Discussion topic:
Each facility prescribes to the PTV a little bit different. For example, some facilities want the 95% isodose line to cover 100% of the PTV. Others want the 100% isodose line to cover 95% of the PTV. Talk to your preceptor and/or radiation oncologists to find out how your facility prescribes dose to the PTV. Also, what is the maximum hot spot allowed on any plan? How is the hot spot defined at your facility (is the hot spot any area larger than 3cc or 10cc)? What if the hot spot lies in the PTV? Is the hot spot allowed to be higher than normal?
Discussion post:
At UF Cancer center there are multiple metrics for PTV coverage. We have several physicians and different physicians have different preferences. In some cases, such as breast treatments we follow RTOG protocols to define and cover the treatment area. We also utilize preset “scorecards” in Pinnacle that assess PTV, CTV, and critical structure coverage. The scorecard will automatically evaluate coverage and will give the value in red, yellow, or green to indicate failing, within tolerance, or passing. In the case of breast plans the scorecards are programed to show breast RTOG metrics and evaluate the plan accordingly.1 The scorecards are a great tool to indicate if a plan is likely to achieve approval. Doctors still look at each plan individually and may accept less than optimal coverage if it is necessary to cool a plan down. Additionally, a plan with all green indicators may still not receive approval if the physician doesn’t like the dose distribution. In the breast example, I cited earlier the metrics call for 95% of the PTV to receive 100% isodose line coverage.2 Some physicians are very strict on the metric and will not accept less coverage. On the other hand, today a physician approved a breast plan I did that only had 93.5% PTV coverage (100% isodose line). In this case the reduction in coverage was necessary to reduce the 107% hotspot volume. I showed a comparison plan meeting the metric at 95% with increased hotspot but the physician preferred the cooler plan.1,2
At UF Cancer center hotspots much like PTV are assessed on a plan by plan basis. Anything over 100% is considered a hotspot but the global max volume and location are always considered. For example, on a whole brain plan we seek no 110%, preferably no 107%, and as little 105% as possible. This isn’t realistic on every patient and beam isocenter placement and patient anatomy may limit what is possible. In planning, something like an AP PA L spine our physicians aren’t likely to approve a plan with a hotspot in the bowel.

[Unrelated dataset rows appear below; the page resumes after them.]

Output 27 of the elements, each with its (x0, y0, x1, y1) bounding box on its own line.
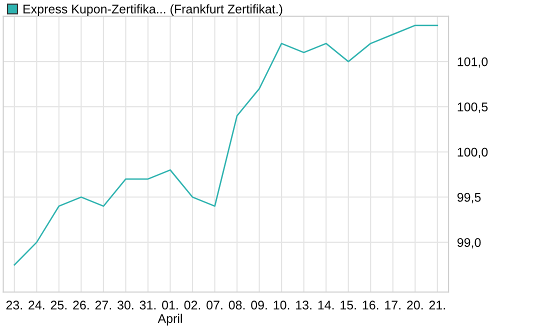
x-tick-label: 25. (50, 300, 66, 310)
x-tick-label: 14. (318, 300, 334, 310)
x-tick-label: 08. (228, 300, 245, 310)
x-tick-label: 16. (362, 300, 378, 310)
x-tick-label: 21. (429, 300, 445, 310)
x-tick-label: 20. (407, 300, 423, 310)
x-tick-label: 17. (385, 300, 400, 310)
x-tick-label: 09. (251, 300, 267, 310)
x-tick-label: 10. (274, 300, 290, 310)
x-tick-label: 15. (340, 300, 356, 310)
y-tick-label: 100,0 (458, 148, 488, 158)
x-tick-label: 24. (28, 300, 44, 310)
y-tick-label: 101,0 (458, 57, 488, 68)
x-tick-label: 02. (184, 300, 200, 310)
y-tick-label: 100,5 (458, 102, 488, 113)
line-series (14, 24, 438, 266)
x-tick-label: 07. (206, 300, 222, 310)
x-tick-label: 31. (140, 300, 156, 310)
x-tick-label: 23. (6, 300, 22, 310)
x-tick-label: 26. (73, 300, 89, 310)
x-tick-label: 13. (296, 300, 312, 310)
y-tick-label: 99,5 (457, 192, 481, 204)
legend-label: Express Kupon-Zertifika... (Frankfurt Zertifikat.) (24, 4, 282, 16)
x-tick-label: 30. (118, 300, 134, 310)
y-tick-label: 99,0 (457, 238, 481, 248)
x-tick-label: 27. (95, 300, 112, 310)
x-tick-label: 01. April (158, 300, 182, 326)
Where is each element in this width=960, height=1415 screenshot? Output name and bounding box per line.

If the hotspot is in to PTV or posterior soft tissue the plan is more likely to be approved.
At my clinic, we always strive for the best possible plan. However, physician preference is what will dictate what the best plan is. Typically, we reduce global max volume until the 100% isodose coverage starts breaking for there a nuanced understanding of physician preference dictates how you will tackle the plan.
References
- White J, Tai A, Arthur D, et al. Breast Cancer Atlas for Radiation Therapy Planning: Consensus Definitions. RTOG.org. https://www.rtog.org/LinkClick.aspx?fileticket=vzJFhPaBipE%3d&tabid=236. Accessed March 29, 2004.
- Burch, Doug. Breast Protocol Tx planning guide. [Sharepoint procedures]. Orlando, FL UF Cancer Center Physics Residency Program; 2017.